Виктор Шендерович - Книги: Все тексты
Накануне шофер гулял у брата, который живой вернулся со срочной службы, — и шофёру было хорошо. А бабушка лежала дома с давлением — и ей было плохо.
Теперь всё наоборот.
Лучше бы она не шла за луком. Подумаешь, один день без лука! Хлебушком бы зажевала, а шофёр бы зря в тюрьме не сидел. Хотя поперёк нашей Большой Котельной население гуляет, как в саду: здесь магазин, там аптека… Через эту бабушку кто-то живой остался.
Он завтра за луком пойдёт.
Свидетели сбежались, «скорая» приехала, менты пожаловали, расспрашивают народ про встречу КАМАЗа с бабушкой, правду знать хотят. А кому нужна такая правда? Только не шофёру.

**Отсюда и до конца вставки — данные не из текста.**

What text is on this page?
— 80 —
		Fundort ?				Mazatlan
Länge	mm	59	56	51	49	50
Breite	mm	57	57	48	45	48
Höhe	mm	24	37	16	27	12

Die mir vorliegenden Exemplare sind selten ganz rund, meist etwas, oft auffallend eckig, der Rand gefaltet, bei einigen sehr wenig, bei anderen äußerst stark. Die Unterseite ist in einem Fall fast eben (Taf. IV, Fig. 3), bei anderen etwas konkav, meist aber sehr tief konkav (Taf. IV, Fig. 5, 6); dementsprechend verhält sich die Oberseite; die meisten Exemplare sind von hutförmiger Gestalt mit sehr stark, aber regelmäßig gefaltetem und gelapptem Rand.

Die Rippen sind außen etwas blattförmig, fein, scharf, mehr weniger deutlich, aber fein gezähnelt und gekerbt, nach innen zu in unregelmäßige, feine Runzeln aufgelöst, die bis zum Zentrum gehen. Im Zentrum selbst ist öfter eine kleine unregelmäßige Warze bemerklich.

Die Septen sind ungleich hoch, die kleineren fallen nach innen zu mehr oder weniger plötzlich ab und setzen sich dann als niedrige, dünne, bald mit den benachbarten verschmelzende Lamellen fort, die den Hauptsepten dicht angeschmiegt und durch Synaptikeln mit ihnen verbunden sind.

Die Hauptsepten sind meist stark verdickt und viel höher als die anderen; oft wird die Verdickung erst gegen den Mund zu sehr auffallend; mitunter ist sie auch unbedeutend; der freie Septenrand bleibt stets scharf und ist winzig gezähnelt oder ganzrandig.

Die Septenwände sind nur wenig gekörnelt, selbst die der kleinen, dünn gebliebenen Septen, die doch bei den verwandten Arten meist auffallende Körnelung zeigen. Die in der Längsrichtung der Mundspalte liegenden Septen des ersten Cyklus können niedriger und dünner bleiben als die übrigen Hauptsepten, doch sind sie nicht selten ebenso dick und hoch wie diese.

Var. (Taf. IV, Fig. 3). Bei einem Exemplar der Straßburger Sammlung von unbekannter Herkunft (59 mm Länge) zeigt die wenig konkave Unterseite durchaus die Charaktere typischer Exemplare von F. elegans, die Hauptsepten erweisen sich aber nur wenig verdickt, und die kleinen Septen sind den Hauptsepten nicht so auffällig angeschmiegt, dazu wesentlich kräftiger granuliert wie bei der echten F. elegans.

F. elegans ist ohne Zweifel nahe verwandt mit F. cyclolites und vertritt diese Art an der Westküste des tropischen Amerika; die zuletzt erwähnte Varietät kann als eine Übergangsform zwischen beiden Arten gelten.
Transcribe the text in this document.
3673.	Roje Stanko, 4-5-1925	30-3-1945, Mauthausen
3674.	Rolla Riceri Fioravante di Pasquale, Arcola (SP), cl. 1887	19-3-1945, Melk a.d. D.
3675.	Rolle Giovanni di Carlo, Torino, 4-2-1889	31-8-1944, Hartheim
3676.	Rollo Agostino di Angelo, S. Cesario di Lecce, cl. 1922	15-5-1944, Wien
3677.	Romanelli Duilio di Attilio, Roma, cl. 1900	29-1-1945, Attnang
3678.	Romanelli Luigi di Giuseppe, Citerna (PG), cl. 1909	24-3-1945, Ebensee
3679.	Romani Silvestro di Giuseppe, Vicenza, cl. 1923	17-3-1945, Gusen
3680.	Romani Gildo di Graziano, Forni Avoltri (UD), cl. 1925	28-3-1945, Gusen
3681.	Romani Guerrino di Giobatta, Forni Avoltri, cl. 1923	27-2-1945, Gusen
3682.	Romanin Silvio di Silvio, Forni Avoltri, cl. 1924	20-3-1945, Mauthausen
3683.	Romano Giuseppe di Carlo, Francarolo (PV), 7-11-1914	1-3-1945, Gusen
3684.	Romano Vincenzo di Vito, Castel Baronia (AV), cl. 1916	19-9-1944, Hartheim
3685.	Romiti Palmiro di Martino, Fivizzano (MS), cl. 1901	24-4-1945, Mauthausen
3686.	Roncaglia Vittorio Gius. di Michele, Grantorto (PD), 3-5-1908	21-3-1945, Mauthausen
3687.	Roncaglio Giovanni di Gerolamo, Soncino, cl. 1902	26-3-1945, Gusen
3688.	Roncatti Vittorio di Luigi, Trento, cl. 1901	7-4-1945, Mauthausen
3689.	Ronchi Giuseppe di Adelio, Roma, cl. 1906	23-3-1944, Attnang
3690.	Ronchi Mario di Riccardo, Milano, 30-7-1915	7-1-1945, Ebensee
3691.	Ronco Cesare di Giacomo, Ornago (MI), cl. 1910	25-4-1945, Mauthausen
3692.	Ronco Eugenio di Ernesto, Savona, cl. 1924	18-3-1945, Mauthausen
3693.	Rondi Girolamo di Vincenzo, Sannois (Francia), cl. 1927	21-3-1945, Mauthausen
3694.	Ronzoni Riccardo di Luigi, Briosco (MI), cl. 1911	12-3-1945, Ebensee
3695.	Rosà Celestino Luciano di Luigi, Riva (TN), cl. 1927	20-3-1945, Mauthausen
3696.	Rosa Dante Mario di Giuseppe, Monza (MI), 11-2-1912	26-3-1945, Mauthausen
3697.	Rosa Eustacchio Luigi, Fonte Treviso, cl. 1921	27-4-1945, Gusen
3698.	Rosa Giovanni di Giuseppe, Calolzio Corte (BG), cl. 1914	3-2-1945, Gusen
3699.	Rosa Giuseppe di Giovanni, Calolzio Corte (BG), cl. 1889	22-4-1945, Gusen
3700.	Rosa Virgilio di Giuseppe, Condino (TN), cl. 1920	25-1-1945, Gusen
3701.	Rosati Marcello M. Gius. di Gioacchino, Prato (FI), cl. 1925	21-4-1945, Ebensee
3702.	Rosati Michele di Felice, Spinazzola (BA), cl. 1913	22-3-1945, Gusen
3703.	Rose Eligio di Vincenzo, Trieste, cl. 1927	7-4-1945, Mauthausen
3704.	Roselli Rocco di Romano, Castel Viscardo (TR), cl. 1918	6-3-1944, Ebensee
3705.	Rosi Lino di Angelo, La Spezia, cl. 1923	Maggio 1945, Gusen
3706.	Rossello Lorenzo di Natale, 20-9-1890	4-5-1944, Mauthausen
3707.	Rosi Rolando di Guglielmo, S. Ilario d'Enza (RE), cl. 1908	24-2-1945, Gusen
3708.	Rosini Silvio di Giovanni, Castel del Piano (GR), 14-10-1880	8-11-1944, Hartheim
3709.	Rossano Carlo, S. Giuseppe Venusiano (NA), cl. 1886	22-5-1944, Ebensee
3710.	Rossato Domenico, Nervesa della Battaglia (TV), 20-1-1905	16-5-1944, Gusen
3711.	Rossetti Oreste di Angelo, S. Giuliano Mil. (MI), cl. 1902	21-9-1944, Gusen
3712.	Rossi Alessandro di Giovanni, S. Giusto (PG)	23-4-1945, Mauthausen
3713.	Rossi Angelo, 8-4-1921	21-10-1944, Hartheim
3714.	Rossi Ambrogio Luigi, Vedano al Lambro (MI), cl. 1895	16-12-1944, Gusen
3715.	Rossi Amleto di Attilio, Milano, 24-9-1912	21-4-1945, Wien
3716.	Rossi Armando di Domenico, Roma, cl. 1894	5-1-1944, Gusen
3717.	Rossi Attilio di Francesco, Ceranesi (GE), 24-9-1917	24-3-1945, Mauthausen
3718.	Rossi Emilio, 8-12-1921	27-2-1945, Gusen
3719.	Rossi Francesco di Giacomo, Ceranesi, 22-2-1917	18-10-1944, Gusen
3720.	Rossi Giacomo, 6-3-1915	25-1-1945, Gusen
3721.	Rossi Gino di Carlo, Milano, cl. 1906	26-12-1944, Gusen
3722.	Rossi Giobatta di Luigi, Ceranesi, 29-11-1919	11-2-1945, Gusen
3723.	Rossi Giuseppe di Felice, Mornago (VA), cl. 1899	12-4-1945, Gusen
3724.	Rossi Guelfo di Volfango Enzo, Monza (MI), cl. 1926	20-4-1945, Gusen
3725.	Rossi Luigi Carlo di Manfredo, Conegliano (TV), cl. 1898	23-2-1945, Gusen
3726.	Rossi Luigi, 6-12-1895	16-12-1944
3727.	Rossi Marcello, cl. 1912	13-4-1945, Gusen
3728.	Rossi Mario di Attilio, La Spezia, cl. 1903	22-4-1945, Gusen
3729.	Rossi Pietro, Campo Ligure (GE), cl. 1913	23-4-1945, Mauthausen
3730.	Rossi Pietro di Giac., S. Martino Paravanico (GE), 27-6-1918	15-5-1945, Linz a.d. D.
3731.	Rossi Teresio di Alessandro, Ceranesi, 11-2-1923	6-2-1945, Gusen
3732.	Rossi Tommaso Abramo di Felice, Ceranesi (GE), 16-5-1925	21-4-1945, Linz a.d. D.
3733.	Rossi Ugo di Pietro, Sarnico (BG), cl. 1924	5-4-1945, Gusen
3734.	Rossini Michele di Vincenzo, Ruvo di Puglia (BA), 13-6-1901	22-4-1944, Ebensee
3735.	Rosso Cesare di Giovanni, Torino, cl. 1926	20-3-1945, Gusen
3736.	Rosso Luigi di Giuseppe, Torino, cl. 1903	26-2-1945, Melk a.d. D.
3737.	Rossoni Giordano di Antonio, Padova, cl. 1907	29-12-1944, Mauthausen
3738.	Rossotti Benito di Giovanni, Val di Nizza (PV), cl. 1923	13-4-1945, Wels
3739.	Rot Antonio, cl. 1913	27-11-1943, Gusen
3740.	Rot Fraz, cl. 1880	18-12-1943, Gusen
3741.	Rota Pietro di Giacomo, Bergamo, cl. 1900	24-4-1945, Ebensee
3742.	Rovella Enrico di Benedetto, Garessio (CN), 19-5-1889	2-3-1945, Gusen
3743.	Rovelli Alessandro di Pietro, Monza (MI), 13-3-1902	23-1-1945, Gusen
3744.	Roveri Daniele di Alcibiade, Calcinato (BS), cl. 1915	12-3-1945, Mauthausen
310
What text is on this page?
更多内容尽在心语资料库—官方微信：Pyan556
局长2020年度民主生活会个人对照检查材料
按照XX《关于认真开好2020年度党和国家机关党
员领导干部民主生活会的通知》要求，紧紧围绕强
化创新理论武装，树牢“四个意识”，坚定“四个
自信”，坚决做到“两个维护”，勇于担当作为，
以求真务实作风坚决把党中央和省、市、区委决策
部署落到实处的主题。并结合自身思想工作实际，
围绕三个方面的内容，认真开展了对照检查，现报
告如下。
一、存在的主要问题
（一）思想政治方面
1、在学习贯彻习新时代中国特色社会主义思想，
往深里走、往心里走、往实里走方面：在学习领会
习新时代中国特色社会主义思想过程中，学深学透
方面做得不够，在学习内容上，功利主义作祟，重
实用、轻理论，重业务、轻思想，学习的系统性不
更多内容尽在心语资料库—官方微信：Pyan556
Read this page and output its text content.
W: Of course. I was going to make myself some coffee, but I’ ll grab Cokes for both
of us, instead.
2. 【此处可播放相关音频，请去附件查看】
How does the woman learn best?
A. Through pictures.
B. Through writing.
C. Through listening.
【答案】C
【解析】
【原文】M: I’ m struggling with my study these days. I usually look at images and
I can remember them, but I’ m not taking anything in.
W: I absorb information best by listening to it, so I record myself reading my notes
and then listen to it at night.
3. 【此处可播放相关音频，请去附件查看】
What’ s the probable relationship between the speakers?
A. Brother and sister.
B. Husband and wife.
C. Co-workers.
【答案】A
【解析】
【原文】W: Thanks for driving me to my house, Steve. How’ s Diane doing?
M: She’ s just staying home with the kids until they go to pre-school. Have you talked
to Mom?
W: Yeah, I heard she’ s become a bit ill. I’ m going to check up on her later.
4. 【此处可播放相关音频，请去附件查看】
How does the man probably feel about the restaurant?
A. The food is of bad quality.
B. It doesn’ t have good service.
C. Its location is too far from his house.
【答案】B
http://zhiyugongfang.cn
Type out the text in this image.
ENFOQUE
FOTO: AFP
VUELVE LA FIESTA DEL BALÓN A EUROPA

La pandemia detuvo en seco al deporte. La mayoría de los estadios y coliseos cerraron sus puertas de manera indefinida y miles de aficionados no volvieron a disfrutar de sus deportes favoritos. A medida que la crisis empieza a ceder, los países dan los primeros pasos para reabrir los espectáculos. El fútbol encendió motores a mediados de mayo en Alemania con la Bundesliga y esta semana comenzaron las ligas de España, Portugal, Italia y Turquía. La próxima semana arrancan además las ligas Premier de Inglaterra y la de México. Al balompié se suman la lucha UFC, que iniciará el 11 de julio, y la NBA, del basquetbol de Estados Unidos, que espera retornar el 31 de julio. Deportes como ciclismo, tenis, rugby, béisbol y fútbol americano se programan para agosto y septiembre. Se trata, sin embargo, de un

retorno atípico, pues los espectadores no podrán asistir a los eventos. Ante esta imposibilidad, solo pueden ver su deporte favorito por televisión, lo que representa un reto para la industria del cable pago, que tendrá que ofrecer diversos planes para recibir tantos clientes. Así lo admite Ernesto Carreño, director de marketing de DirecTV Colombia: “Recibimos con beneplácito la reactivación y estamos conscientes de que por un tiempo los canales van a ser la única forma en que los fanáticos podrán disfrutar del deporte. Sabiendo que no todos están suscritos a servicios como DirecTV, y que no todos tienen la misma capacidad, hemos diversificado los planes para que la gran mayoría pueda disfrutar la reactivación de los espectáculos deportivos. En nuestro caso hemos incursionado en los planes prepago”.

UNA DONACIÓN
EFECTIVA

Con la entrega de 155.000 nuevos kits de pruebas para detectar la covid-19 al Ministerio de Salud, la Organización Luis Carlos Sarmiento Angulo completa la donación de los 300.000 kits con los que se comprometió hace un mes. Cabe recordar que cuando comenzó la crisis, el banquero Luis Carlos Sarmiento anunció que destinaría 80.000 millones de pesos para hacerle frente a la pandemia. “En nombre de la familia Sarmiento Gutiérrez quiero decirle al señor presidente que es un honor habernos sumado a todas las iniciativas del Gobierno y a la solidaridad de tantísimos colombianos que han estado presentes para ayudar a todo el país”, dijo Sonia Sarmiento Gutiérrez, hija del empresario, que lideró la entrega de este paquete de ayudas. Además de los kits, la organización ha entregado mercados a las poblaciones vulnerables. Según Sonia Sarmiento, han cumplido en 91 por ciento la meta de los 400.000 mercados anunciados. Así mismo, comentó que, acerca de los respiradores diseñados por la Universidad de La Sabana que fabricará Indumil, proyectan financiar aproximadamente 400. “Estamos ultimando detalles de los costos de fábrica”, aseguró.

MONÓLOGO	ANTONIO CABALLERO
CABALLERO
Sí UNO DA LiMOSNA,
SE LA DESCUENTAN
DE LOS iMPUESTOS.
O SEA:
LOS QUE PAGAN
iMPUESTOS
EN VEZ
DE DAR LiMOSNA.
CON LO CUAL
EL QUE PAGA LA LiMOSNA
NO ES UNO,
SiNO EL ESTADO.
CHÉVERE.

Вот он — в пробирку дыхнул, голову руками обхватил, на подножку сел, в асфальт смотрит.
А бабушке и вовсе ничего не нужно: она полтора часа неживая под дождём лежит. Но уже без лука. Лук кто-то прибрал. Решил, наверное: бабушке без пользы, а мне в самый раз. У детей цынги не будет, вырастут здоровыми, наконец.
А у шофёра своих двое — вот он голову руками и обхватил.
Одно хорошо: бабушка, слава тебе, Господи, одинокая была — мужа у неё заранее расстреляли. Потом, правда, извинились. Ей, конечно, всё равно помирать было — девятый десяток, сколько можно за луком ходить? — но она предполагала — без КАМАЗа.
И у шофёра были другие планы на вечер. И санитары в нарды не доиграли — пришлось из-за бабушки этой ехать к чёрту на кулички.
А уж старшина гаишный и вовсе ни в чём не виноват: хотел, как человек, смену сдать, домой поехать, «Поле Чудес» посмотреть и надраться в сиську — а теперь стоит под дождём на Большой Котельной, трезвый и злой, протокол составляет…
Эх, братцы вы мои! — третий год при демократии живём, а счастья всё нет и нет.
Жизнь масона Циперовича
Ефим Абрамович Циперович работал инженером, но среди родных и близких был больше известен как масон.
По дороге с работы домой Ефим Абрамович всегда заходил в «Гастроном». Человеку, желавшему что-нибудь купить, делать в «Гастрономе» было нечего, это знали все, включая Ефима Абрамовича, но каждый вечер он подходил к мясному отделу и спрашивал скучающего детинушку в халате:
— А вырезки что, опять нет?
Он был большой масон, этот Циперович.
Дома он переодевался из чистого в тёплое и садился кушать то, что ставила на стол жена, Фрида Моисеевна, масонка.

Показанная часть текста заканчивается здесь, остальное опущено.